Die türkischen Migranten in Deutschland haben unter der Pandemie besonders gelitten. Das ist eines der Ergebnisse einer Studie von Elif Cindik-Herbrüggen, die die psychischen Belastungen von 170 türkischstämmigen Münchnern im ersten Corona-Jahr untersucht hat.

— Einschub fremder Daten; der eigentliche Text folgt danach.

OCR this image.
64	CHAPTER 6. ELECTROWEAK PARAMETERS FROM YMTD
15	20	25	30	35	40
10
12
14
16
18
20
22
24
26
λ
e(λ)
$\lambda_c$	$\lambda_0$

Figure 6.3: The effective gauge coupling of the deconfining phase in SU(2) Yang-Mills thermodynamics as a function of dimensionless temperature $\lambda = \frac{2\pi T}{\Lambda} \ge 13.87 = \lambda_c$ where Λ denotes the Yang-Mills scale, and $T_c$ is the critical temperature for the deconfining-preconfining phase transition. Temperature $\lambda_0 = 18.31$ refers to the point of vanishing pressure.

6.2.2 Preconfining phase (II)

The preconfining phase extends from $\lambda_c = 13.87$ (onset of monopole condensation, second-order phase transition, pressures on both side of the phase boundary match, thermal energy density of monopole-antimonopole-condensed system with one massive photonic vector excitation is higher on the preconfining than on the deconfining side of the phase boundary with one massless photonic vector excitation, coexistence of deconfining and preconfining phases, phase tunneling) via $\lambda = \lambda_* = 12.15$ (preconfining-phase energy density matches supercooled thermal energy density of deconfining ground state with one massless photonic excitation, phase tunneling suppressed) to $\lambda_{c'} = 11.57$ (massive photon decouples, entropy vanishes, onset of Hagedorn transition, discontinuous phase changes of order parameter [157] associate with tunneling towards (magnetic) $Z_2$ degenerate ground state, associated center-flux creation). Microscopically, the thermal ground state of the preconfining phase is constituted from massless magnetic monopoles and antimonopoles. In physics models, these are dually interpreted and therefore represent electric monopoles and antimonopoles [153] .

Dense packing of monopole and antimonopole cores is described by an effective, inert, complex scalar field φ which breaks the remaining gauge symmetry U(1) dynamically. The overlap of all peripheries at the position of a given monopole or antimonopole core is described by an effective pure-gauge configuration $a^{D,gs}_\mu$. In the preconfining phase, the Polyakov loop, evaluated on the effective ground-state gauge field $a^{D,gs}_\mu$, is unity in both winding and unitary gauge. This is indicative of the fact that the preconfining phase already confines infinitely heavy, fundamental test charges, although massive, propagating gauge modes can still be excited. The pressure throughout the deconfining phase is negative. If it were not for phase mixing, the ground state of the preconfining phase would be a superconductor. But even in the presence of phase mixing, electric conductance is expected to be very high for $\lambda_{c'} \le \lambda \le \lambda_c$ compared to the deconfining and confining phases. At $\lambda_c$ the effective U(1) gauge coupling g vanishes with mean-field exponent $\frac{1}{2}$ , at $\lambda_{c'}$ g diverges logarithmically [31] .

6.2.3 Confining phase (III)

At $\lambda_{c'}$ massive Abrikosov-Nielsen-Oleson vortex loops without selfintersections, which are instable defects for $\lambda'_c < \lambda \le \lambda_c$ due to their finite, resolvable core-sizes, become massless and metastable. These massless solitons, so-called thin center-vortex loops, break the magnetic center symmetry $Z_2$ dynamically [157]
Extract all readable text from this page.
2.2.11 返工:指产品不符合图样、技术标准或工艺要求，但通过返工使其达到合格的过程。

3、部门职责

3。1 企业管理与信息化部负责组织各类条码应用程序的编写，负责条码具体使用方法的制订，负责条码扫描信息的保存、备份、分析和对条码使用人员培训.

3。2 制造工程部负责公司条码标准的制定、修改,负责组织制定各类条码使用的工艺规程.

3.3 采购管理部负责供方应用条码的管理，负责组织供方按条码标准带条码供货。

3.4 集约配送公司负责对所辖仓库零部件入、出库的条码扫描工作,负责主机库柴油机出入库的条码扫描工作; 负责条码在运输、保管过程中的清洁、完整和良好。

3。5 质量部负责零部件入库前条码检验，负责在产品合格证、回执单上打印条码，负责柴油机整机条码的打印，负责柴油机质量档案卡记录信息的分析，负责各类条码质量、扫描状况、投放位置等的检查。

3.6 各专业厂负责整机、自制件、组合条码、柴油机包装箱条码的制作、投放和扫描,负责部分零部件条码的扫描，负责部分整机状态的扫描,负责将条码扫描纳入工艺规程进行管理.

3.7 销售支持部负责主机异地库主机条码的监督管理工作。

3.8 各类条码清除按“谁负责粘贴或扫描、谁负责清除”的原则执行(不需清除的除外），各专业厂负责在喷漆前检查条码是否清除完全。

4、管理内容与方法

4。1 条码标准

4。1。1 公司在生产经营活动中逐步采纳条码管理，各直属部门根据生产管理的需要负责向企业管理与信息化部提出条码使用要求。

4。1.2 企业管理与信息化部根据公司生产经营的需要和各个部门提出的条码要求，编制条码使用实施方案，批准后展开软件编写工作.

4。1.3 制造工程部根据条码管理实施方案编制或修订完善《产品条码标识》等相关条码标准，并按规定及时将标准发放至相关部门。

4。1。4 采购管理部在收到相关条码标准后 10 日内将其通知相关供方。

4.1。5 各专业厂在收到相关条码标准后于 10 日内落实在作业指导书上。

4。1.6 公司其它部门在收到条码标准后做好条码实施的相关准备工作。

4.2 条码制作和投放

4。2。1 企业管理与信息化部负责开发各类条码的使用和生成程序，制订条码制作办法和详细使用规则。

In ihrem Neuro-Psychiatrischen Zentrum im Stadtteil Riem behandelt sie mit ihrem Team hunderte Migranten, darunter viele mit türkischen Wurzeln. Die 52-Jährige ist die einzige türkischsprachige niedergelassene Fachärztin für Psychiatrie und Psychotherapie in der bayrischen Landeshauptstadt. Unter den Migranten habe es “sehr viele Verlustängste, um nicht zu sagen Todesängste” gegeben, sagte Cindik-Herbrüggen der “Süddeutschen Zeitung”. “Was passiert, wenn ich hier versterbe? Wo und wie werde ich dann begraben, werde ich muslimisch bestattet, kann ich zurück in die Heimat?” seien typische Fragen gewesen.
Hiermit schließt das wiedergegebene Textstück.